What all this suggests is that, like in the energy transition, there is always a trade-off. It also suggests it is wiser to acknowledge this trade-off-better efficiencies and higher output at higher costs-rather than pretending it does not exist and cherry-picking only the positives.
However, it is because of these trade-offs that efficiency fans in the Permian and the rest of the shale patch are likely to remain guarded with production growth.

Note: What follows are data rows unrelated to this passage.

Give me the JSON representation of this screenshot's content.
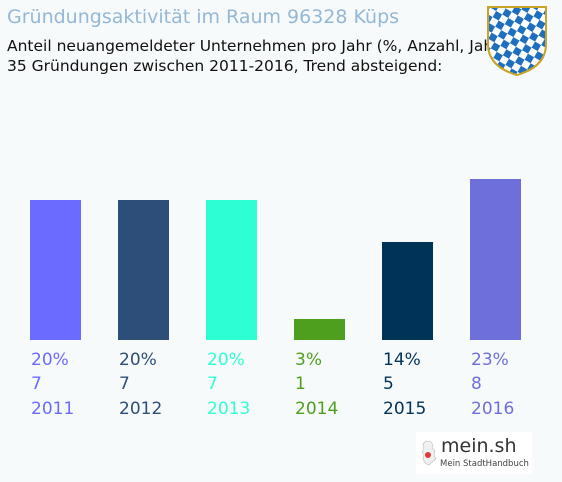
{
  "header": {
    "title": "Gründungsaktivität im Raum 96328 Küps",
    "subtitle_line1": "Anteil neuangemeldeter Unternehmen pro Jahr (%, Anzahl, Jahr)",
    "subtitle_line2": "35 Gründungen zwischen 2011-2016, Trend absteigend:"
  },
  "logo": {
    "name": "mein.sh",
    "tagline": "Mein StadtHandbuch",
    "icon": "germany-map-icon"
  },
  "crest": {
    "icon": "bavaria-coat-of-arms-icon",
    "colors": [
      "#1e6fc0",
      "#ffffff"
    ]
  },
  "chart_data": {
    "type": "bar",
    "categories": [
      "2011",
      "2012",
      "2013",
      "2014",
      "2015",
      "2016"
    ],
    "series": [
      {
        "values": [
          20,
          20,
          20,
          3,
          14,
          23
        ],
        "counts": [
          7,
          7,
          7,
          1,
          5,
          8
        ],
        "percent_labels": [
          "20%",
          "20%",
          "20%",
          "3%",
          "14%",
          "23%"
        ],
        "count_labels": [
          "7",
          "7",
          "7",
          "1",
          "5",
          "8"
        ],
        "colors": [
          "#6b6bff",
          "#2d4e78",
          "#2dffd2",
          "#4f9f1f",
          "#003358",
          "#6f6fdc"
        ]
      }
    ],
    "ylim": [
      0,
      23
    ],
    "grid": false,
    "legend": "none"
  }
}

Granted, 2023 saw them add more barrels than anyone expected, but this does not guarantee a repeat of the situation this year-especially with prices lower than they were in 2023. And especially after the wave of mergers and acquisitions that has not ebbed yet.
Merger Mania
Shale players closed deals worth some $200 billion in the past 12 months, and they’re not finished yet. The first quarter of the year saw record M&A activity in the oil patch, with deals worth $50 billion. Then, in the second quarter, Conoco inked a deal to buy Marathon Oil for $22.5 billion, signaling that the momentum was still strong in dealmaking.
This momentum is making shale oil a less crowded place. The less crowded an industry, the fewer people will be making decisions that affect its direction. In other words, the production growth rate in the shale patch is now in the hands of fewer executives than just a few years ago.
This is yet another natural process-consolidation as a means of growth-in an environment where untapped and unleased acreage has pretty much run out after years of explosive growth. But this natural process, just like well productivity changes and efficiency gains, makes future growth rates in shale oil production uncertain rather than guaranteed, as some analysts like to present them.
If recent shale history has taught us anything, it is to never make assumptions. Just because efficiency gains boosted production in 2023, it does not mean the boost will be repeated this year. And just because these efficiency gains have made drilling more expensive, it doesn’t mean drillers won’t find a way to cut costs again. Ultimately, while 2023’s efficiency-driven production boost was impressive, the true test for the shale industry will be maintaining growth amid rising costs and evolving market dynamics.